Cuando detienen y violentan a periodistas indígenas comunitarios solo los pueblos originarios con ellos. Y como un ejemplo también reciente, la detención de la periodista comunitaria Anastasia Mejía Tiriquiz, directora de la estación de radio Xol Abaj Radio y Xol Abaj Tv, en el municipio de Joyabaj, Quiché. A la que se le acusa de sedición, atentado agravado, incendio provocado y robo agravado, porque documentó e informó sobre irregularidades de gestión y manejo del alcalde de Joyabaj, Francisco Carrascosa y las manifestaciones de la población en su contra. Es decir, a las autoridades de turno no les gustó que la periodista documentara con video y audio las imágenes de la población manifestando su rechazo a su gestión en la alcaldía y de ahí su detención no solo para amedrentarla pero también para callar la expresión y denuncia.
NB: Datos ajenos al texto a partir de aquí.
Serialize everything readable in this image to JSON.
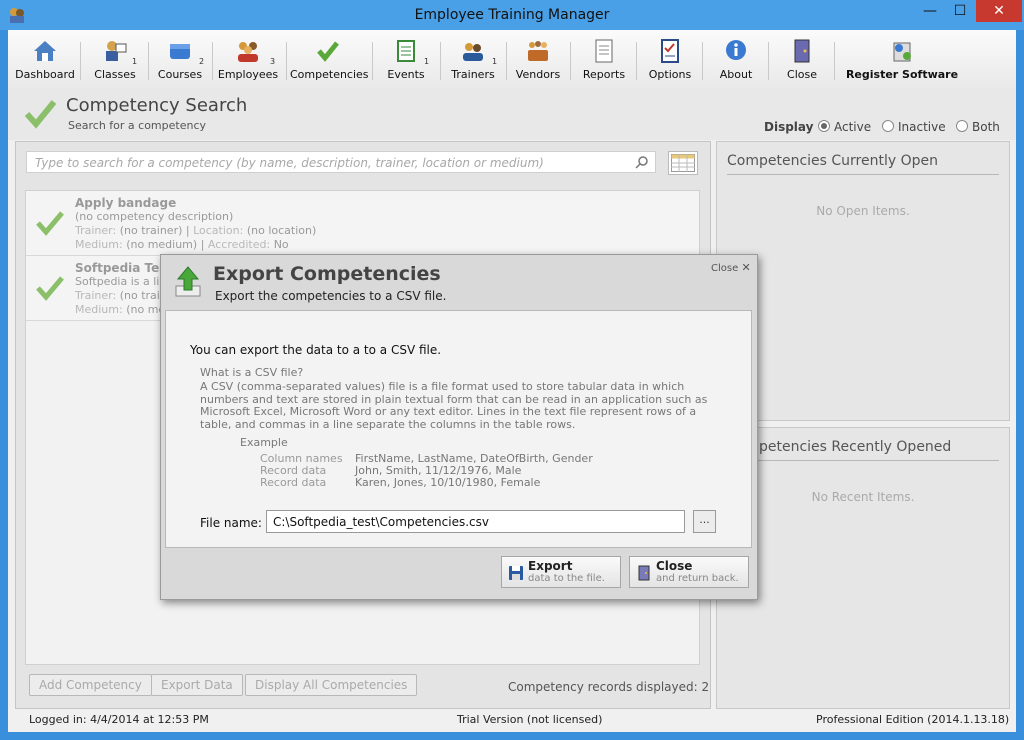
{
  "window": {
    "title": "Employee Training Manager",
    "minimize": "—",
    "maximize": "☐",
    "close": "✕"
  },
  "toolbar": [
    {
      "label": "Dashboard",
      "count": ""
    },
    {
      "label": "Classes",
      "count": "1"
    },
    {
      "label": "Courses",
      "count": "2"
    },
    {
      "label": "Employees",
      "count": "3"
    },
    {
      "label": "Competencies",
      "count": ""
    },
    {
      "label": "Events",
      "count": "1"
    },
    {
      "label": "Trainers",
      "count": "1"
    },
    {
      "label": "Vendors",
      "count": ""
    },
    {
      "label": "Reports",
      "count": ""
    },
    {
      "label": "Options",
      "count": ""
    },
    {
      "label": "About",
      "count": ""
    },
    {
      "label": "Close",
      "count": ""
    },
    {
      "label": "Register Software",
      "count": ""
    }
  ],
  "header": {
    "title": "Competency Search",
    "subtitle": "Search for a competency"
  },
  "display": {
    "label": "Display",
    "options": [
      "Active",
      "Inactive",
      "Both"
    ],
    "selected": "Active"
  },
  "search": {
    "placeholder": "Type to search for a competency (by name, description, trainer, location or medium)"
  },
  "competencies": [
    {
      "name": "Apply bandage",
      "description": "(no competency description)",
      "trainer_label": "Trainer:",
      "trainer": "(no trainer)",
      "location_label": "Location:",
      "location": "(no location)",
      "medium_label": "Medium:",
      "medium": "(no medium)",
      "accredited_label": "Accredited:",
      "accredited": "No"
    },
    {
      "name": "Softpedia Tes",
      "description": "Softpedia is a lib",
      "trainer_label": "Trainer:",
      "trainer": "(no trai",
      "medium_label": "Medium:",
      "medium": "(no me"
    }
  ],
  "bottom": {
    "add": "Add Competency",
    "export": "Export Data",
    "display_all": "Display All Competencies",
    "records": "Competency records displayed: 2"
  },
  "right": {
    "open_title": "Competencies Currently Open",
    "open_empty": "No Open Items.",
    "recent_title": "Competencies Recently Opened",
    "recent_empty": "No Recent Items."
  },
  "status": {
    "logged_in": "Logged in:  4/4/2014 at 12:53 PM",
    "license": "Trial Version (not licensed)",
    "edition": "Professional Edition (2014.1.13.18)"
  },
  "dialog": {
    "title": "Export Competencies",
    "subtitle": "Export the competencies to a CSV file.",
    "close": "Close",
    "intro": "You can export the data to a to a CSV file.",
    "what": "What is a CSV file?",
    "description": "A CSV (comma-separated values) file is a file format used to store tabular data in which numbers and text are stored in plain textual form that can be read in an application such as Microsoft Excel, Microsoft Word or any text editor. Lines in the text file represent rows of a table, and commas in a line separate the columns in the table rows.",
    "example_label": "Example",
    "example": [
      {
        "k": "Column names",
        "v": "FirstName, LastName, DateOfBirth, Gender"
      },
      {
        "k": "Record data",
        "v": "John, Smith, 11/12/1976, Male"
      },
      {
        "k": "Record data",
        "v": "Karen, Jones, 10/10/1980, Female"
      }
    ],
    "file_label": "File name:",
    "file_value": "C:\\Softpedia_test\\Competencies.csv",
    "browse": "...",
    "export_btn": {
      "title": "Export",
      "sub": "data to the file."
    },
    "close_btn": {
      "title": "Close",
      "sub": "and return back."
    }
  }
}
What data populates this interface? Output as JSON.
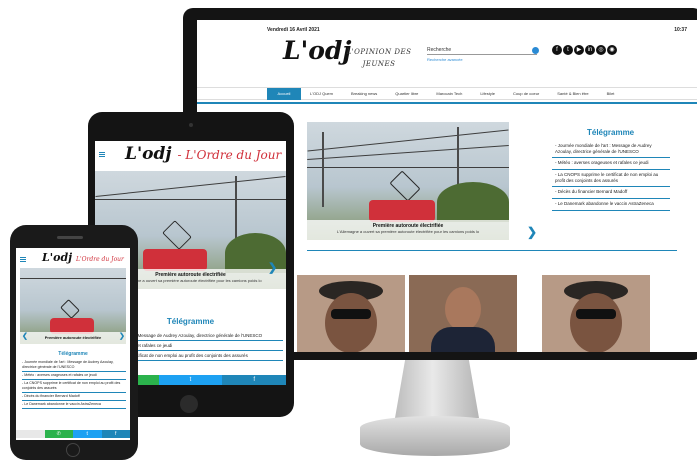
{
  "colors": {
    "accent": "#1f86b8",
    "green": "#2bb24c",
    "twitter": "#1da1f2",
    "facebook": "#1f86b8"
  },
  "desktop": {
    "date": "Vendredi 16 Avril 2021",
    "time": "10:37",
    "logo": "L'odj",
    "tagline": "L'OPINION DES JEUNES",
    "search_placeholder": "Recherche",
    "advanced_search": "Recherche avancée",
    "social_icons": [
      "facebook-icon",
      "twitter-icon",
      "youtube-icon",
      "linkedin-icon",
      "instagram-icon",
      "podcast-icon"
    ],
    "nav": [
      "Accueil",
      "L'ODJ Quem",
      "Breaking news",
      "Quartier libre",
      "Marocain Tech",
      "Lifestyle",
      "Coup de coeur",
      "Santé & Bien être",
      "Bilet"
    ],
    "slide_title": "Première autoroute électrifiée",
    "slide_sub": "L'Allemagne a ouvert sa première autoroute électrifiée pour les camions poids lo",
    "telegram_title": "Télégramme",
    "telegram": [
      "- Journée mondiale de l'art : Message de Audrey Azoulay, directrice générale de l'UNESCO",
      "- Météo : averses orageuses et rafales ce jeudi",
      "- La CNOPS supprime le certificat de non emploi au profit des conjoints des assurés",
      "- Décès du financier Bernard Madoff",
      "- Le Danemark abandonne le vaccin AstraZeneca"
    ]
  },
  "tablet": {
    "logo": "L'odj",
    "logo_suffix": "- L'Ordre du Jour",
    "slide_title": "Première autoroute électrifiée",
    "slide_sub": "L'Allemagne a ouvert sa première autoroute électrifiée pour les camions poids lo",
    "telegram_title": "Télégramme",
    "telegram": [
      "rt : Message de Audrey Azoulay, directrice générale de l'UNESCO",
      "es et rafales ce jeudi",
      "certificat de non emploi au profit des conjoints des assurés"
    ]
  },
  "phone": {
    "logo": "L'odj",
    "logo_suffix": "L'Ordre du Jour",
    "slide_title": "Première autoroute électrifiée",
    "telegram_title": "Télégramme",
    "telegram": [
      "- Journée mondiale de l'art : Message de Audrey Azoulay, directrice générale de l'UNESCO",
      "- Météo : averses orageuses et rafales ce jeudi",
      "- La CNOPS supprime le certificat de non emploi au profit des conjoints des assurés",
      "- Décès du financier Bernard Madoff",
      "- Le Danemark abandonne le vaccin AstraZeneca"
    ]
  }
}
Estas detenciones a periodistas comunitarios se dan con regularidad en un país donde la impunidad socaba toda lucha por la justicia, periodistas que son discriminados por parte del gremio, donde abundan los mestizos, clasistas y racistas que los denigran por sus etnias, pero también porque estos comunicadores no cuentan con el título universitario que los acredite. En el caso de la periodista Anastasia Mejía Tiriquiz se ha visto muy claro el racismo y el clasismo del gremio periodístico del país que cuando tocan a uno de los suyos brincan con uñas y dientes, pero no vaya a ser un indígena porque entonces que se defienda solo. Lo que no sorprende, porque en un país donde el racismo y el clasismo está hasta en las moscas del plato de comida, raro sería que el gremio actuara con solidaridad y por consecuencia humana; que ninguna de las dos la dan los cartones universitarios y vaya que si de eso sabrán los pueblos originarios más que nadie.
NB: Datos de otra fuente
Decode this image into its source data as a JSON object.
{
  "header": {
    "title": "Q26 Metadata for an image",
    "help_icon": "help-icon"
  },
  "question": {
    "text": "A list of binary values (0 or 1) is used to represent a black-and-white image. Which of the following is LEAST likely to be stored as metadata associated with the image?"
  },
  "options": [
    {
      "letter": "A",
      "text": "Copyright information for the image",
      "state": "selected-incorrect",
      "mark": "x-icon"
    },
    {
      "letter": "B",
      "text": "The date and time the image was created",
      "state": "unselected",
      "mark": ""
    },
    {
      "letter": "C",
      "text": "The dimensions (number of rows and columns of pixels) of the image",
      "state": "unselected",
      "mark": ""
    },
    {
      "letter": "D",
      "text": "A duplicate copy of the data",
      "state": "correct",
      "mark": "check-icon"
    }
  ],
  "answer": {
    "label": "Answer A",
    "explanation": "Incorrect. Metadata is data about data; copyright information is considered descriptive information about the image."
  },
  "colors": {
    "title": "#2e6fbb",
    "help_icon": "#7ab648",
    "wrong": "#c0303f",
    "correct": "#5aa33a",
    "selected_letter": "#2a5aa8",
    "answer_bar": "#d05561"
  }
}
Con qué gran sacrificio los periodistas comunitarios escriben sus artículos de opinión, realizan sus videos, sus notas de audio, toman sus fotografías, denunciando lo que sucede en sus comunidades, pues no cuentan con los recursos materiales ni con el financiamiento de nada, es de su propia bolsa, no trabajan para ningún medio donde les paguen un salario, lo hacen por la necesidad de informar a sus comunidades. Para que encima de todo el abuso gubernamental, el racismo y el clasismo propios del país el gremio no se solidarice con ellos y los ignore con esto colocándolos en posiciones más vulnerables todavía contra el abuso. Pero ni falta que hacen, los pueblos originarios se han defendido solos desde siempre y lo seguirán haciendo.
Los pueblos originarios de Guatemala exigen la libertad inmediata de la periodista comunitaria Anastasia Mejía Tiriquiz. Y junto a ellos quienes creemos en el derecho a la libertad de expresión y en que un título universitario, una etnia o clase social no le da las agallas ni la dignidad a nadie, ni se las quita.